James O'Neill's Blog

July 16, 2007

When Specs go bad …

Filed under: Uncategorized — jamesone111 @ 11:44 am

Something has puzzled me for years now. If I look at the properties for a JPEG image from my camera, it keeps telling me that the Flash was settings were “Flash not fired; Compulsory flash mode” – even though the flash was off. I was sure Windows XP and Vista both gave this but when I looked at my fully patched versions the field was blank. [I’m also sure some extra properties have appeared on the details page as well – Maximum aperture and digital zoom ratio for example]

My recent poking round with EXIF data shows that on my pictures the field is set to 16. Great. What does 16 mean ? Only one thing for it. Off to http://www.exif.org/specifications.html and lets have a look.

This tag indicates the status of flash when the image was shot. Bit 0 indicates the flash firing status, bits 1 and 2  indicate the flash return status, bits 3 and 4 indicate the flash mode, bit 5 indicates whether the flash function is present, and bit 6 indicates “red eye” mode
Tag = 37385 (9209.H)
Type = SHORT
Count = 1

Values for bit 0 indicating whether the flash fired. 
0b = Flash did not fire.
1b = Flash fired.

Values for bits 1 and 2 indicating the status of returned light.
00b = No strobe return detection function 
01b = reserved
10b = Strobe return light not detected.
11b = Strobe return light detected.

Values for bits 3 and 4 indicating the camera’s flash mode.
00b =  unknown
01b =  Compulsory flash firing
10b =  Compulsory flash suppression
11b =  Auto mode

Values for bit 5 indicating the presence of a flash function.
0b =  Flash function present
1b =  No flash function 

Values for bit 6 indicating the camera’s red-eye mode.
0b =  No red-eye reduction mode or unknown
1b =  Red-eye reduction supported

So 16 would be all bits except bit 4 set to zero.
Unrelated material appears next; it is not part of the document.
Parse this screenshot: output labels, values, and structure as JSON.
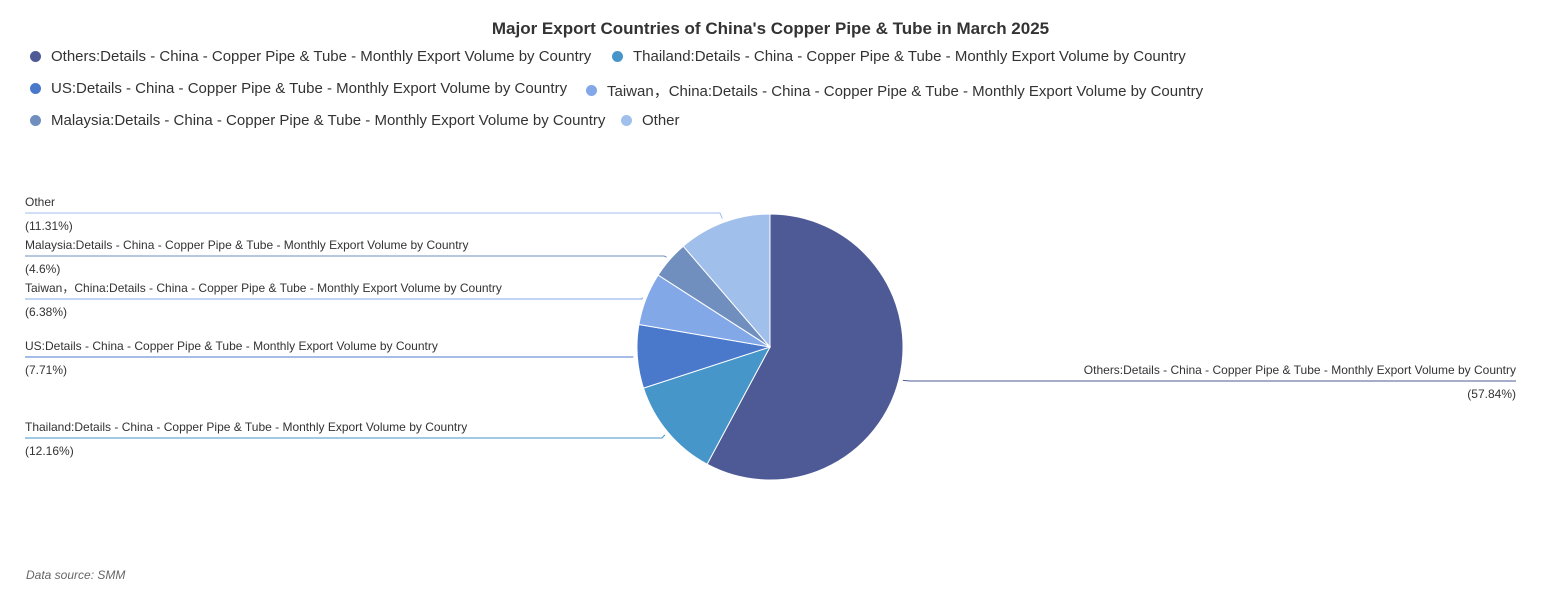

Bit 4=1 and Bit 3=0 “Compulsory flash suppression” – switched off. The other bits mean the flash was present, it didn’t fire and we didn’t have red-eye, or return detection. So what’s all this nonsense about Compulsory flash mode.

Lets read on the spec has a section on Resulting Flash tag values: here’s an extract

0000.H =   Flash did not fire.
0001.H =   Flash fired.
0005.H =   Strobe return light not detected.
0007.H =   Strobe return light detected.
0009.H =   Flash fired, compulsory flash mode
000D.H =   Flash fired, compulsory flash mode, return light not detected
000F.H =   Flash fired, compulsory flash mode, return light detected
0010.H =   Flash did not fire, compulsory flash mode
0018.H =   Flash did not fire, auto mode
0019.H =   Flash fired, auto mode
001D.H =   Flash fired, auto mode, return light not detected
001F.H =   Flash fired, auto mode, return light detected

Most match the information we have above but 0x0010 (16 decimal) doesn’t. That explanation belongs to 8 not 16.  Oops. Or may it should say Flash did not fire, Compulsory flash Suppression mode. Interestingly those people who used this second table stay pretty true to the text in it.